Mr. Kilmer chronicled his battle against throat cancer in the 2021 documentary “Val,” which featured his son, Jack, voicing his father’s words.
After losing his voice, Mr. Kilmer worked with U.k.-based software firm Sonantic to restore it using artificial intelligence, saying in a statement at the time that he was grateful for the “chance to narrate my story, in a voice that feels authentic and familiar.”
Val Edward Kilmer was born in Los Angeles on Dec. 31, 1959. His father, a real estate developer, and his mother divorced when Mr. Kilmer was young.
Mr. Kilmer — whose classmates included Kevin Spacey — acted in school plays and entered Juilliard’s drama department when he was 16 or 17, making him one of the youngest students ever admitted to the school.
The start of his formal training was marred by tragedy. Around the time that Mr. Kilmer left for Juilliard, a younger brother, Wesley, who had epilepsy, drowned in the family’s hot tub, a loss that shadowed Mr. Kilmer for years. “I didn’t really get back to earth until about two or three years after my brother died,” he later told the New York Times.
As he developed as an actor, he became a follower of the Suzuki method of theatrical training developed by director Tadashi Suzuki, which focuses on the physicality of the craft. Mr. Kilmer’s first notable stage role was in a New York production in 1983 of “Slab Boys,” a drama about Scottish carpet-factory workers, with a cast that also featured Sean Penn and Kevin Bacon.

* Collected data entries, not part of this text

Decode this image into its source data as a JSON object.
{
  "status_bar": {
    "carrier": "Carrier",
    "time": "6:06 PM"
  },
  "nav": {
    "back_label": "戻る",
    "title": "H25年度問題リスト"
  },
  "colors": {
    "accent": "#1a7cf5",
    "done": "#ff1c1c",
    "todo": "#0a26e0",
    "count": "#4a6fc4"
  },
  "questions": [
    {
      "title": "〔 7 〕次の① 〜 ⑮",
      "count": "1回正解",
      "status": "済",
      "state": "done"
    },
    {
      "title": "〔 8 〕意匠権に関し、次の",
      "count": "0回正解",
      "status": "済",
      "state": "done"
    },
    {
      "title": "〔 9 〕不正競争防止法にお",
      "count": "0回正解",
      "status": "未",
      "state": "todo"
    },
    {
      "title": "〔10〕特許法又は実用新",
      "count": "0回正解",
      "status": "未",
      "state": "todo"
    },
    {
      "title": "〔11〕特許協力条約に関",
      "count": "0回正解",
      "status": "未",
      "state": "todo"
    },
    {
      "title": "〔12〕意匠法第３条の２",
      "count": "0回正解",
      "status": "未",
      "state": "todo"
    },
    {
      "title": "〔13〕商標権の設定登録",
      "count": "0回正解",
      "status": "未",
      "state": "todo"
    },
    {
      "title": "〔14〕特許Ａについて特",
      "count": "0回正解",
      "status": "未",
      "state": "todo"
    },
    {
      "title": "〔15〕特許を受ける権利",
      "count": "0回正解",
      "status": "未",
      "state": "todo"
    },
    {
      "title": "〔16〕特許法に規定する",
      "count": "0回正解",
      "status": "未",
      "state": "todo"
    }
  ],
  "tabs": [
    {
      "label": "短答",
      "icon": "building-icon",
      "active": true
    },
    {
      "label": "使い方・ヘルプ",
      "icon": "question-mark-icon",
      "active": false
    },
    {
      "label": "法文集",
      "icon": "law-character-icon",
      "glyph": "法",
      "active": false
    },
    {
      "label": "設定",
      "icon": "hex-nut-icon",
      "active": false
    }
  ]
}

He made his Hollywood debut in “Top Secret!” (1984), a spy comedy in which he played an American rock-and-roll singer who becomes embroiled in Cold War intrigue when he is invited to perform in East Germany.
Mr. Kilmer wrote in his memoir that he was initially uninterested in the script of “Top Gun” and was reluctant to join the cast, but he was won over by director Tony Scott’s jubilance. He reprised his role as Iceman in a 2022 sequel, “Top Gun: Maverick,” appearing to deliver a short, poignant message to Cruise’s character, Capt. Pete “Maverick” Mitchell.
Mr. Kilmer’s credits over the years included “Thunderheart” (1992), about an FBI agent tasked with investigating a murder on a Native American reservation; “True Romance” (1993), a romantic crime drama in which Mr. Kilmer played a ghost of Elvis Presley; “The Island of Dr. Moreau” (1996), which co-starred Brando in an adaptation of the H.G. Wells novel; and “Twixt” (2011), a horror film directed by Francis Ford Coppola.
In the later years of his career, Mr. Kilmer wrote, produced, directed and performed a one-man play, “Citizen Twain,” about the writer Mark Twain, and appeared in a 2019 film version of the work, “Cinema Twain.”
Mr. Kilmer’s marriage to British-born actress Joanne Whalley, who appeared with him in “Willow,” ended in divorce. Survivors include their son and daughter.
Reflecting in the documentary on his “magical” life, Mr. Kilmer said: “I have behaved poorly. I have behaved bravely. I have behaved bizarrely to some. I deny none of this and have no regrets because I have lost and found parts of myself that I never knew existed.”